Congratulations for completing the 250 Box Challenge!

Your did a pretty good job overall and I can see you are making a lot of good progress with your boxes. When I compare your early work to your later boxes I can see that you have made some improvements with the quality of your mark making. Your lines grow steadily straighter and more confident looking. You also do a better job of getting your sets of parallel lines to converge more consistently towards their shared vanishing points!

One thing I notice about your boxes is that you had a tendency to draw them a bit small. Part of why we have the limit of 5-6 boxes per page is so that students have enough room to draw their boxes at a reasonable size while also leaving some space to extend your lines. Drawing bigger helps engage your brain's spatial reasoning skills, whereas drawing smaller impedes them. I can also see that you did not have much variety with your boxes. Specifically with their foreshortening. Make sure that when you are practicing your boxes that you employ a variety of orientations and foreshortening to your boxes so that you can get the most out of your practice.

I would also strongly encourage you to add extra line weight to your boxes, as an added step for those warm ups. When you go to add weight to a line it is important that you treat the added weight the same way you would a brand new line. That means taking your time to plan and ghost through your mark so that when you go to execute it the mark blends seamlessly with your original mark. This will allow you to create more subtle and clean looking weight to your lines that reinforces the illusion of solidity in your boxes/forms. This is something that you will improve with consistent practice, so make sure that you include this step in your regular warm ups. You can also read more about this here.

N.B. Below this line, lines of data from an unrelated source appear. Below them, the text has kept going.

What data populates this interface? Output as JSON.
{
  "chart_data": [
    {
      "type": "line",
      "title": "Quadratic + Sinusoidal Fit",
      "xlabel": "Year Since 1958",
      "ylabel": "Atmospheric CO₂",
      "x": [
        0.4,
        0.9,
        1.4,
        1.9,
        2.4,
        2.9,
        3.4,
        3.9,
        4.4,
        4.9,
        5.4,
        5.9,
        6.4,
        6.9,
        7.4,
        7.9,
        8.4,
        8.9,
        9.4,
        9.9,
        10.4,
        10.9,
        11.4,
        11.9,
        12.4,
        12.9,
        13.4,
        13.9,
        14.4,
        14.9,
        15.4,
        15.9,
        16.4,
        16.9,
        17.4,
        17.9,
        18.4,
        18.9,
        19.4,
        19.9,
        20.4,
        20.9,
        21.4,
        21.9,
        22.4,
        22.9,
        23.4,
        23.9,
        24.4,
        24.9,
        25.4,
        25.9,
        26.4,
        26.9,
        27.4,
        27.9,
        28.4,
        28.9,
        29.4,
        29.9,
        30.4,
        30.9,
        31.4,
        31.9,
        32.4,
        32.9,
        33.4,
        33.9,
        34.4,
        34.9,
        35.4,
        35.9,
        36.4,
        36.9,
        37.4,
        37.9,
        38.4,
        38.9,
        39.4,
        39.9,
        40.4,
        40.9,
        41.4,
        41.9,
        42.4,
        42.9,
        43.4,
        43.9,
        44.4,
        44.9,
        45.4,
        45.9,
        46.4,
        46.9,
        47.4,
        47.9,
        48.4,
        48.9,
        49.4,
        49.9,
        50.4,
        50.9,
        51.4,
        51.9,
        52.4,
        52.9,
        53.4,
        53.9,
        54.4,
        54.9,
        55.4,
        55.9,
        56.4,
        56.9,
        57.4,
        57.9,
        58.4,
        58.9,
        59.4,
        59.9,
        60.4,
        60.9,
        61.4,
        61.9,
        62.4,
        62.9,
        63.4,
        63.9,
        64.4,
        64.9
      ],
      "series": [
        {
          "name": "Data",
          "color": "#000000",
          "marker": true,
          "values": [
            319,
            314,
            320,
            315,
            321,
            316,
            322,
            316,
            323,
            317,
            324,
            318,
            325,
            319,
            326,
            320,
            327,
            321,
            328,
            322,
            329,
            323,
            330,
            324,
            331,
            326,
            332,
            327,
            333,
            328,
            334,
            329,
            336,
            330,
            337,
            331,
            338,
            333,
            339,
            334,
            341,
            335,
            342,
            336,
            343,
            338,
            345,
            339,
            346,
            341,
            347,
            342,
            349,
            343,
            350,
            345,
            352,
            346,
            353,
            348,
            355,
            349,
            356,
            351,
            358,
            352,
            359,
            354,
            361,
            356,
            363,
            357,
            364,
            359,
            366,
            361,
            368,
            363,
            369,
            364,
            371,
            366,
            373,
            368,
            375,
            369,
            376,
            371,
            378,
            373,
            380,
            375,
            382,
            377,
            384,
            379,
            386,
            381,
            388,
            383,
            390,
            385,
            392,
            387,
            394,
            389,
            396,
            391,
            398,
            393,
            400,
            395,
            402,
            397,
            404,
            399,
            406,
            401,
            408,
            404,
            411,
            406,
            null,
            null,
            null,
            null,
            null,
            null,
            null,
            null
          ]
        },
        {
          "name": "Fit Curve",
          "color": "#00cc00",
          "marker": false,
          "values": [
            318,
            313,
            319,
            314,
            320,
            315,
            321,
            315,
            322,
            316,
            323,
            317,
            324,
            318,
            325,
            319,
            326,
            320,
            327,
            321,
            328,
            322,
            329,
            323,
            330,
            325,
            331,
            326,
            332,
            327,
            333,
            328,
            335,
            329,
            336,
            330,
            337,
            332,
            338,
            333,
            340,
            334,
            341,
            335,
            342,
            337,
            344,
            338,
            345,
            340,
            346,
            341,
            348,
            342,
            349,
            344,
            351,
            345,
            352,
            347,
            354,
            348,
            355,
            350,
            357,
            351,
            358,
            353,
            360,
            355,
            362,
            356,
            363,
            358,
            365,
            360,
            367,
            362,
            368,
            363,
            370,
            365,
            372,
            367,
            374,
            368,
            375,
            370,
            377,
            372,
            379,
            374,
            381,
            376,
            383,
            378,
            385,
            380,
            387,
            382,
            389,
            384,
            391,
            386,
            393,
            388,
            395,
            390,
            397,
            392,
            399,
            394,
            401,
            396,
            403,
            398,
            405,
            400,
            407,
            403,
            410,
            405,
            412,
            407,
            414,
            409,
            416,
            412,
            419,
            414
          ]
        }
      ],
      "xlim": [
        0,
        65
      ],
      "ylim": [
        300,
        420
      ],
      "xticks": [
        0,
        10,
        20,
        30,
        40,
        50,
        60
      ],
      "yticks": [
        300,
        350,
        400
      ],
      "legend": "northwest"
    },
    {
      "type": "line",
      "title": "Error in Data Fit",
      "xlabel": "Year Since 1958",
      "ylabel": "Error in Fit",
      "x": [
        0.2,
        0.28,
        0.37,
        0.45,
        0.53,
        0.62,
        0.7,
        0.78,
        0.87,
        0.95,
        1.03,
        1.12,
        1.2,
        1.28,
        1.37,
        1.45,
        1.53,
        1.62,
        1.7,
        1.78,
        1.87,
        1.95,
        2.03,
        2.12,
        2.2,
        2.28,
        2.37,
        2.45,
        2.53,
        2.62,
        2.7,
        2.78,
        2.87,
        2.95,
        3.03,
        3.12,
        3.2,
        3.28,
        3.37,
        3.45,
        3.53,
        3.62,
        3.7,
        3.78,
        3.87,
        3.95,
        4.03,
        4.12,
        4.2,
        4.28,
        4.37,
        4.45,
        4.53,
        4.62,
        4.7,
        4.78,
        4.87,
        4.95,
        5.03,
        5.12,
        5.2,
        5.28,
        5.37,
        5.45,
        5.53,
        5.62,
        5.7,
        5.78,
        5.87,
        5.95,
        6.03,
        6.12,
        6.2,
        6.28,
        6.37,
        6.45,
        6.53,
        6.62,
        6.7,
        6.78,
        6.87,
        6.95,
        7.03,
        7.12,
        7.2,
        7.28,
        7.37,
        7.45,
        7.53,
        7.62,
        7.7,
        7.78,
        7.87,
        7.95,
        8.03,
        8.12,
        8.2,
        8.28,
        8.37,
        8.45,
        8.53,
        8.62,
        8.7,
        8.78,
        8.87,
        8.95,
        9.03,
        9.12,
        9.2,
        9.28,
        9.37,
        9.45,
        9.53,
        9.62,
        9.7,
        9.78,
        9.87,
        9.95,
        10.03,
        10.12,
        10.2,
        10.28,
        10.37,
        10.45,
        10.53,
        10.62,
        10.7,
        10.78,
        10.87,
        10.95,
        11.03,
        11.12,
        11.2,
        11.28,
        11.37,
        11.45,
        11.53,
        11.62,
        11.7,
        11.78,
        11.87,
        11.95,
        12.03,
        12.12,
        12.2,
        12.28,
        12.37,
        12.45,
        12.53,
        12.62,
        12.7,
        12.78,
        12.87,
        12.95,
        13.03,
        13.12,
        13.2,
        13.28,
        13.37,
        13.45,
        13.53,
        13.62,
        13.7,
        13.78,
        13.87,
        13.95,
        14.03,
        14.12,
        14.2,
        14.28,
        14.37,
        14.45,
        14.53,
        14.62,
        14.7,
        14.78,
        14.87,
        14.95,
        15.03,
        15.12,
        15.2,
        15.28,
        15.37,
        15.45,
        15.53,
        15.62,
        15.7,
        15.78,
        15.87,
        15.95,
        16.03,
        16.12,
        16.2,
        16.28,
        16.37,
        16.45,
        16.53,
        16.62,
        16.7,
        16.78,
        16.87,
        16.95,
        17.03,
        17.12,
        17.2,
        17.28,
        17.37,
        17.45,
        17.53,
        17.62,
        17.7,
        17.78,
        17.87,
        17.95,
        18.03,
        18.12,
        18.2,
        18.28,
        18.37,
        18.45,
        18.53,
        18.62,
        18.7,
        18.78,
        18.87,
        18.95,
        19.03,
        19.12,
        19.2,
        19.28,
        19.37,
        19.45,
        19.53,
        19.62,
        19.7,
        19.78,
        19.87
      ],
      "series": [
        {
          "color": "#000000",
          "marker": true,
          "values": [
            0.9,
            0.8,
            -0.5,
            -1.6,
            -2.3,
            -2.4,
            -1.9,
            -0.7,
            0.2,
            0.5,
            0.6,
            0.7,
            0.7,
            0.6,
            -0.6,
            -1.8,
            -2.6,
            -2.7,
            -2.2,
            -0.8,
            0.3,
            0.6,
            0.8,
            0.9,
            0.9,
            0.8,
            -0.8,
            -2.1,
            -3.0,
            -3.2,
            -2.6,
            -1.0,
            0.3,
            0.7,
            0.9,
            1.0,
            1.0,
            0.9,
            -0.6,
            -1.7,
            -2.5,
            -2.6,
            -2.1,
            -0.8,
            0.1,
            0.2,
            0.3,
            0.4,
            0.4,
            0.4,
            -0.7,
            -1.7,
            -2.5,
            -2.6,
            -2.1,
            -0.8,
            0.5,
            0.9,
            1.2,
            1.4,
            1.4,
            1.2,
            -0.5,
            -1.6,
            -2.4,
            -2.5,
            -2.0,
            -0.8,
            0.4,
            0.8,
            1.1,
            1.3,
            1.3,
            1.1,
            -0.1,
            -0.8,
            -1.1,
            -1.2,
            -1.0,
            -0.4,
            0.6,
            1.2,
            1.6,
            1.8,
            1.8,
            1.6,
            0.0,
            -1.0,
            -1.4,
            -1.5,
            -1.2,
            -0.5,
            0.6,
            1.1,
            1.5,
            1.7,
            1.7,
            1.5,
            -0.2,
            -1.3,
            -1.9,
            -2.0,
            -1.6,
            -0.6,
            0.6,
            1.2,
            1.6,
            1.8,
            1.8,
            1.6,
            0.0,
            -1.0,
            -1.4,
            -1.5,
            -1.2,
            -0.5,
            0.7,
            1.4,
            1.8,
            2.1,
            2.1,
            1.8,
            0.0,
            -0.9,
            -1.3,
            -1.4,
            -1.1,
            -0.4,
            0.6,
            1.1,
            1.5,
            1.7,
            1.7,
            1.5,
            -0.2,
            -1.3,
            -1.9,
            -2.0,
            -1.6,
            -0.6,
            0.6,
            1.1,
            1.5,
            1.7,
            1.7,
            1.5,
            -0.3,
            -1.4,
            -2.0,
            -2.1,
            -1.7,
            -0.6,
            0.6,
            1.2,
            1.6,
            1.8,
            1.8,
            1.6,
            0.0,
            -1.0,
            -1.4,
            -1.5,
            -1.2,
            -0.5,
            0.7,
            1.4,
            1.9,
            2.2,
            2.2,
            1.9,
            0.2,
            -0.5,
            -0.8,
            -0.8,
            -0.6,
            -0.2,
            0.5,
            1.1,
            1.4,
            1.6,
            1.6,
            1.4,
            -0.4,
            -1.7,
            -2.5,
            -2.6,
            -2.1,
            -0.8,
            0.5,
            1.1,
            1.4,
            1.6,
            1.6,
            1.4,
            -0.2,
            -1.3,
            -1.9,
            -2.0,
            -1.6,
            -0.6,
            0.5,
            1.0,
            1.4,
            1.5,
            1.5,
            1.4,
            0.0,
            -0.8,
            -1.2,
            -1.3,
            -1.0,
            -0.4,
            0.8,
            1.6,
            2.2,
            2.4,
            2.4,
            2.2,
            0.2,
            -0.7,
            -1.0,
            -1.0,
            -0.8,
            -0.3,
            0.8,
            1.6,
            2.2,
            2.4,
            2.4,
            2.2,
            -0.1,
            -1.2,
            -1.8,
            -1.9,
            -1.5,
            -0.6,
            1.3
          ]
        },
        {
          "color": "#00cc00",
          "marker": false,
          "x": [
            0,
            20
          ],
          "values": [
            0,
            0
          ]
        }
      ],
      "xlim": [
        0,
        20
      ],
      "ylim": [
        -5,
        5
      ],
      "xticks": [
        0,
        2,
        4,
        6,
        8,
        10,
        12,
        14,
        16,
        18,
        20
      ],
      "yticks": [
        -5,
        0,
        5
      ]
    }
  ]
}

Finally while your convergences do improve overall I think this diagram will help you further develop that skill as you continue through Drawabox. So, when you are looking at your sets of lines you want to be focusing only on the lines that share a vanishing point. This does not include lines that share a corner or a plane, only lines that converge towards the same vanishing point. Now when you think of those lines, including those that have not been drawn, you can think about the angles from which they leave the vanishing point. Usually the middle lines have a small angle between them, and this angle will become negligible by the time they reach the box. This can serve as a useful hint.

Congrats again and good luck with lesson 2!